The BBC are reporting that convicted murderer Daryl Atkins may be executed by the state of Virginia, based on a recent IQ test where he scored 74, four points above the legal definition of retardation, which had previously excluded him from the death penalty.

When first tested in 1998, his IQ measured 59, well below the 70 points cut-off level. The cut-off of 70 is significant, owing to design of the IQ test.

Intelligence shows a specific sort of distribution in the population, and follows a common pattern, known as a normal distribution.

Rather than design a test with arbitrary figures, modern IQ tests have been created with specific statistical properties to make them easier to interpret: the average IQ is 100, and the standard deviation (the average variation from the average) is 15. Click here to see a graph of this in a pop-up window.

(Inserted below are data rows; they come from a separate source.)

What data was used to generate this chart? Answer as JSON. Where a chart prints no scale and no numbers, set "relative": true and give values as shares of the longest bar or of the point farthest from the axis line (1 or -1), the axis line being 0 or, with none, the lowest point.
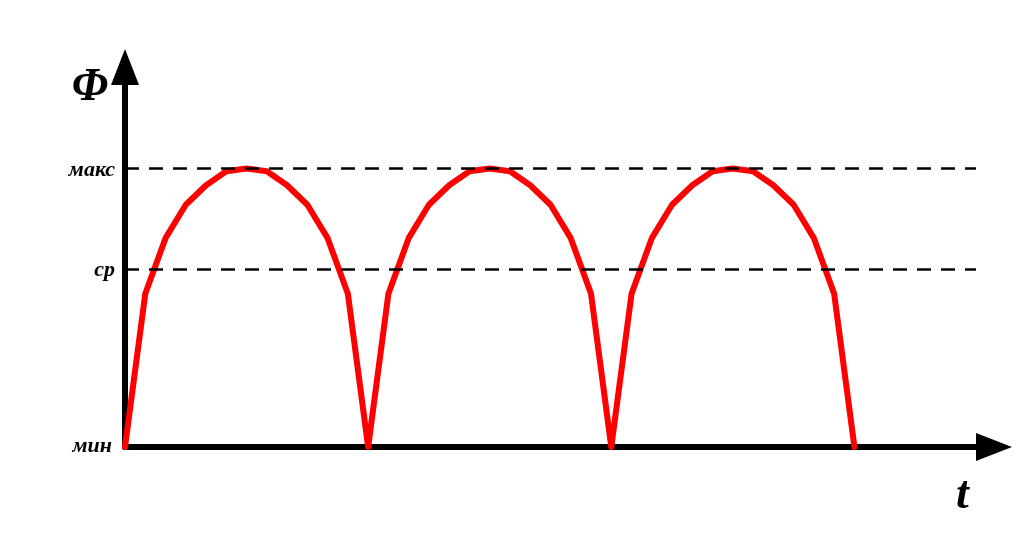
{
  "chart_data": {
    "type": "line",
    "relative": true,
    "xlabel": "t",
    "ylabel": "Φ",
    "categories": [
      null,
      null,
      null,
      null,
      null,
      null,
      null,
      null,
      null,
      null,
      null,
      null,
      null,
      null,
      null,
      null,
      null,
      null,
      null,
      null,
      null,
      null,
      null,
      null,
      null,
      null,
      null,
      null,
      null,
      null,
      null,
      null,
      null,
      null,
      null,
      null,
      null,
      null,
      null,
      null,
      null,
      null,
      null
    ],
    "series": [
      {
        "color": "#ff0000",
        "values": [
          0,
          0.55,
          0.75,
          0.87,
          0.94,
          0.99,
          1,
          0.99,
          0.94,
          0.87,
          0.75,
          0.55,
          0,
          0.55,
          0.75,
          0.87,
          0.94,
          0.99,
          1,
          0.99,
          0.94,
          0.87,
          0.75,
          0.55,
          0,
          0.55,
          0.75,
          0.87,
          0.94,
          0.99,
          1,
          0.99,
          0.94,
          0.87,
          0.75,
          0.55,
          0,
          null,
          null,
          null,
          null,
          null,
          null
        ]
      }
    ],
    "ref_lines": [
      {
        "axis": "y",
        "value": 1,
        "label": "макс",
        "color": "#000000",
        "line_style": "dashed"
      },
      {
        "axis": "y",
        "value": 0.64,
        "label": "ср",
        "color": "#000000",
        "line_style": "dashed"
      }
    ],
    "annotations": [
      "мин"
    ],
    "marker": "none",
    "line_style": "solid",
    "grid": false
  }
}
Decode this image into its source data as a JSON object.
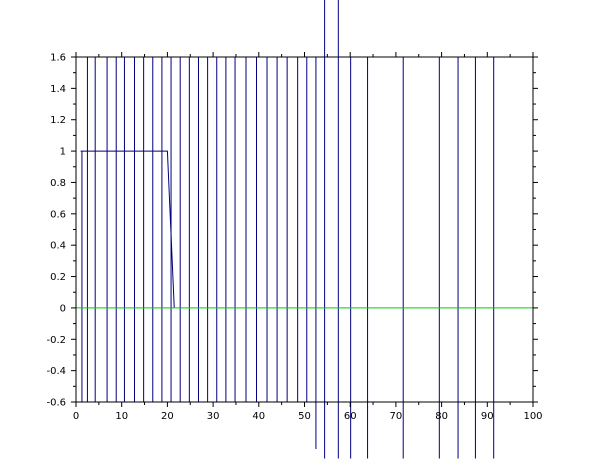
{
  "chart_data": {
    "type": "line",
    "title": "",
    "xlabel": "",
    "ylabel": "",
    "xlim": [
      0,
      100
    ],
    "ylim": [
      -0.6,
      1.6
    ],
    "x_ticks": [
      0,
      10,
      20,
      30,
      40,
      50,
      60,
      70,
      80,
      90,
      100
    ],
    "y_ticks": [
      -0.6,
      -0.4,
      -0.2,
      0,
      0.2,
      0.4,
      0.6,
      0.8,
      1,
      1.2,
      1.4,
      1.6
    ],
    "x_tick_labels": [
      "0",
      "10",
      "20",
      "30",
      "40",
      "50",
      "60",
      "70",
      "80",
      "90",
      "100"
    ],
    "y_tick_labels": [
      "-0.6",
      "-0.4",
      "-0.2",
      "0",
      "0.2",
      "0.4",
      "0.6",
      "0.8",
      "1",
      "1.2",
      "1.4",
      "1.6"
    ],
    "grid": false,
    "colors": {
      "blue": "#00007f",
      "green": "#00cc00",
      "axis": "#000000"
    },
    "series": [
      {
        "x": [
          1,
          20,
          21.5
        ],
        "y": [
          1,
          1,
          0
        ]
      },
      {
        "x": [
          0,
          100
        ],
        "y": [
          0,
          0
        ]
      }
    ],
    "vertical_lines": [
      {
        "x": 1.3,
        "y0": -0.6,
        "y1": 1.0
      },
      {
        "x": 2.5,
        "y0": -0.6,
        "y1": 1.6
      },
      {
        "x": 4.2,
        "y0": -0.6,
        "y1": 1.6
      },
      {
        "x": 6.8,
        "y0": -0.6,
        "y1": 1.6
      },
      {
        "x": 8.8,
        "y0": -0.6,
        "y1": 1.6
      },
      {
        "x": 10.6,
        "y0": -0.6,
        "y1": 1.6
      },
      {
        "x": 12.8,
        "y0": -0.6,
        "y1": 1.6
      },
      {
        "x": 14.8,
        "y0": -0.6,
        "y1": 1.6
      },
      {
        "x": 16.8,
        "y0": -0.6,
        "y1": 1.6
      },
      {
        "x": 18.8,
        "y0": -0.6,
        "y1": 1.6
      },
      {
        "x": 20.8,
        "y0": -0.6,
        "y1": 1.6
      },
      {
        "x": 22.8,
        "y0": -0.6,
        "y1": 1.6
      },
      {
        "x": 24.8,
        "y0": -0.6,
        "y1": 1.6
      },
      {
        "x": 26.8,
        "y0": -0.6,
        "y1": 1.6
      },
      {
        "x": 28.8,
        "y0": -0.6,
        "y1": 1.6
      },
      {
        "x": 30.8,
        "y0": -0.6,
        "y1": 1.6
      },
      {
        "x": 32.8,
        "y0": -0.6,
        "y1": 1.6
      },
      {
        "x": 34.8,
        "y0": -0.6,
        "y1": 1.6
      },
      {
        "x": 37.2,
        "y0": -0.6,
        "y1": 1.6
      },
      {
        "x": 39.5,
        "y0": -0.6,
        "y1": 1.6
      },
      {
        "x": 41.8,
        "y0": -0.6,
        "y1": 1.6
      },
      {
        "x": 44.0,
        "y0": -0.6,
        "y1": 1.6
      },
      {
        "x": 46.2,
        "y0": -0.6,
        "y1": 1.6
      },
      {
        "x": 48.5,
        "y0": -0.6,
        "y1": 1.6
      },
      {
        "x": 50.5,
        "y0": -0.6,
        "y1": 1.6
      },
      {
        "x": 52.5,
        "y0": -0.9,
        "y1": 1.6
      },
      {
        "x": 54.4,
        "y0": -0.96,
        "y1": 2.0
      },
      {
        "x": 57.4,
        "y0": -0.96,
        "y1": 2.0
      },
      {
        "x": 60.1,
        "y0": -0.96,
        "y1": 1.6
      },
      {
        "x": 63.8,
        "y0": -0.96,
        "y1": 1.6
      },
      {
        "x": 71.6,
        "y0": -0.96,
        "y1": 1.6
      },
      {
        "x": 79.5,
        "y0": -0.96,
        "y1": 1.6
      },
      {
        "x": 83.6,
        "y0": -0.96,
        "y1": 1.6
      },
      {
        "x": 87.4,
        "y0": -0.96,
        "y1": 1.6
      },
      {
        "x": 91.4,
        "y0": -0.96,
        "y1": 1.6
      }
    ]
  }
}
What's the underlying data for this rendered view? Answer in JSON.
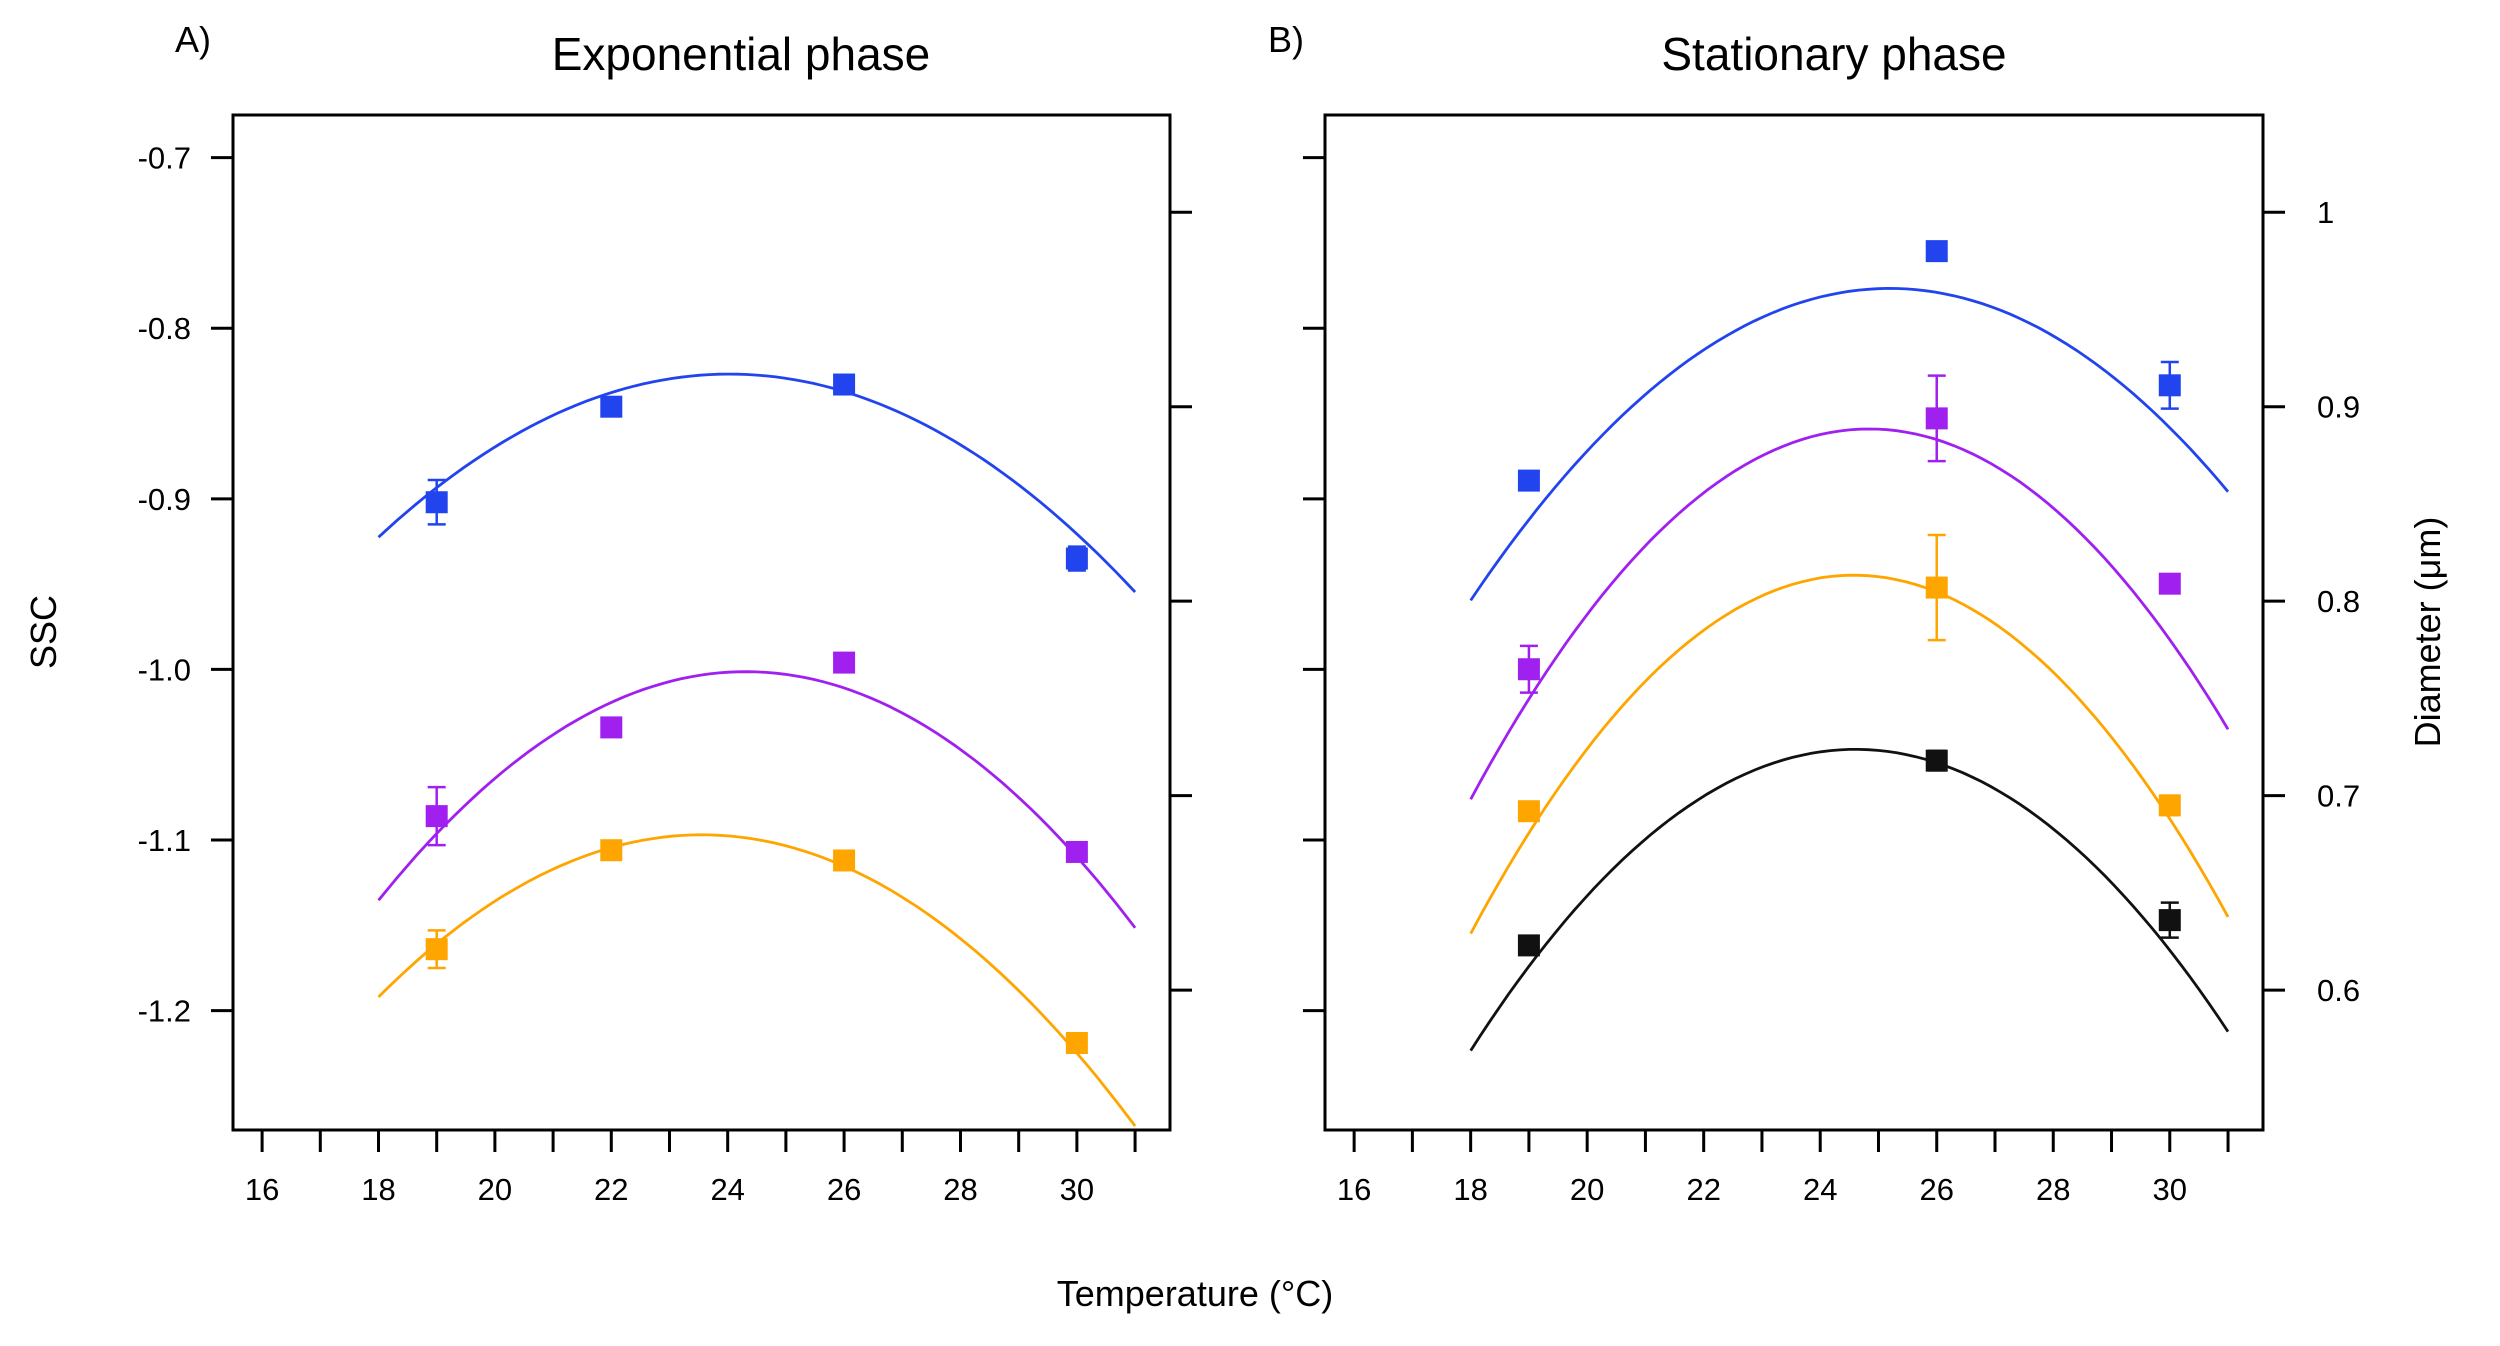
{
  "figure": {
    "xlabel": "Temperature (°C)",
    "ylabel_left": "SSC",
    "ylabel_right": "Diameter (μm)"
  },
  "chart_data": [
    {
      "type": "scatter",
      "panel_label": "A)",
      "title": "Exponential phase",
      "xlabel": "Temperature (°C)",
      "ylabel": "SSC",
      "y2label": "Diameter (μm)",
      "xlim": [
        15.5,
        31.6
      ],
      "ylim": [
        -1.27,
        -0.675
      ],
      "x_ticks": [
        16,
        17,
        18,
        19,
        20,
        21,
        22,
        23,
        24,
        25,
        26,
        27,
        28,
        29,
        30,
        31
      ],
      "x_tick_labels": [
        "16",
        "",
        "18",
        "",
        "20",
        "",
        "22",
        "",
        "24",
        "",
        "26",
        "",
        "28",
        "",
        "30",
        ""
      ],
      "y_ticks": [
        -0.7,
        -0.8,
        -0.9,
        -1.0,
        -1.1,
        -1.2
      ],
      "y_tick_labels": [
        "-0.7",
        "-0.8",
        "-0.9",
        "-1.0",
        "-1.1",
        "-1.2"
      ],
      "y2_ticks": [
        -0.732,
        -0.846,
        -0.96,
        -1.074,
        -1.188
      ],
      "y2_tick_labels": [
        "",
        "",
        "",
        "",
        ""
      ],
      "grid": false,
      "legend": false,
      "fit": "quadratic",
      "fit_xlim": [
        18,
        31
      ],
      "series": [
        {
          "color": "#2244ee",
          "x": [
            19,
            22,
            26,
            30
          ],
          "y": [
            -0.902,
            -0.846,
            -0.833,
            -0.935
          ],
          "err": [
            0.013,
            0.004,
            0.004,
            0.007
          ],
          "fit_coef": [
            -0.00263,
            0.1264,
            -2.3456
          ]
        },
        {
          "color": "#a020f0",
          "x": [
            19,
            22,
            26,
            30
          ],
          "y": [
            -1.086,
            -1.034,
            -0.996,
            -1.107
          ],
          "err": [
            0.017,
            0.002,
            0.002,
            0.003
          ],
          "fit_coef": [
            -0.00336,
            0.1634,
            -2.9879
          ]
        },
        {
          "color": "#ffa500",
          "x": [
            19,
            22,
            26,
            30
          ],
          "y": [
            -1.164,
            -1.106,
            -1.112,
            -1.219
          ],
          "err": [
            0.011,
            0.002,
            0.002,
            0.002
          ],
          "fit_coef": [
            -0.00308,
            0.1451,
            -2.8059
          ]
        }
      ]
    },
    {
      "type": "scatter",
      "panel_label": "B)",
      "title": "Stationary phase",
      "xlabel": "Temperature (°C)",
      "ylabel": "SSC",
      "y2label": "Diameter (μm)",
      "xlim": [
        15.5,
        31.6
      ],
      "ylim": [
        -1.27,
        -0.675
      ],
      "x_ticks": [
        16,
        17,
        18,
        19,
        20,
        21,
        22,
        23,
        24,
        25,
        26,
        27,
        28,
        29,
        30,
        31
      ],
      "x_tick_labels": [
        "16",
        "",
        "18",
        "",
        "20",
        "",
        "22",
        "",
        "24",
        "",
        "26",
        "",
        "28",
        "",
        "30",
        ""
      ],
      "y_ticks": [
        -0.7,
        -0.8,
        -0.9,
        -1.0,
        -1.1,
        -1.2
      ],
      "y_tick_labels": [
        "",
        "",
        "",
        "",
        "",
        ""
      ],
      "y2_ticks": [
        -0.732,
        -0.846,
        -0.96,
        -1.074,
        -1.188
      ],
      "y2_tick_labels": [
        "1",
        "0.9",
        "0.8",
        "0.7",
        "0.6"
      ],
      "grid": false,
      "legend": false,
      "fit": "quadratic",
      "fit_xlim": [
        18,
        31
      ],
      "series": [
        {
          "color": "#2244ee",
          "x": [
            19,
            26,
            30
          ],
          "y": [
            0.862,
            0.98,
            0.911
          ],
          "err": [
            0.004,
            0.003,
            0.012
          ],
          "fit_coef": [
            -0.0031,
            0.1562,
            -1.0068
          ],
          "axis": "right"
        },
        {
          "color": "#a020f0",
          "x": [
            19,
            26,
            30
          ],
          "y": [
            0.765,
            0.894,
            0.809
          ],
          "err": [
            0.012,
            0.022,
            0.002
          ],
          "fit_coef": [
            -0.00407,
            0.2022,
            -1.6228
          ],
          "axis": "right"
        },
        {
          "color": "#ffa500",
          "x": [
            19,
            26,
            30
          ],
          "y": [
            0.692,
            0.807,
            0.695
          ],
          "err": [
            0.004,
            0.027,
            0.005
          ],
          "fit_coef": [
            -0.00426,
            0.2094,
            -1.7599
          ],
          "axis": "right"
        },
        {
          "color": "#111111",
          "x": [
            19,
            26,
            30
          ],
          "y": [
            0.623,
            0.718,
            0.636
          ],
          "err": [
            0.002,
            0.005,
            0.009
          ],
          "fit_coef": [
            -0.00355,
            0.1747,
            -1.4255
          ],
          "axis": "right"
        }
      ]
    }
  ]
}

The cut-off of 70 is two standard-deviations below the average. It is known that 95% of the population will score within two standard deviations on either side of the average. This makes the legal definition of retardation, at least in Virginia, as having an IQ score in the bottom 2.5% of the population.

There is no easy explanation as to why someone’s IQ score might rise during a 7-year period. Prosecutors are arguing that he ‘pulled-punches’ on the original test, the defence argue that his interaction with lawyers has raised his IQ – although many factors, such as distraction, the skill and reliability of the tester, and familiarity with the tests can affect the score.

Interestingly, the prosecution are arguing that his IQ is actually 76, 2 points higher than the defence claim. Why quibble over two points?

Possibly because of another statistical property of IQ. It has a standard error of measurement (the average error in assessing the presumed true score) of 5 points.

Even taking into account a standard error of measurement of 5 points, a score of 76 would definitely be above the level of retardation – making Atkins eligible for the death penalty, whereas a score of 74 is still ambiguous.

Interestingly, it was a supreme court decision, based on Atkins case, that first made it illegal to execute convicts considered legally retarded.

Statistical properties aside, the whole concept of IQ itself is still controversial among some psychologists, and was most notably criticised in Stephen Jay Gould’s book The Mismeasure of Man.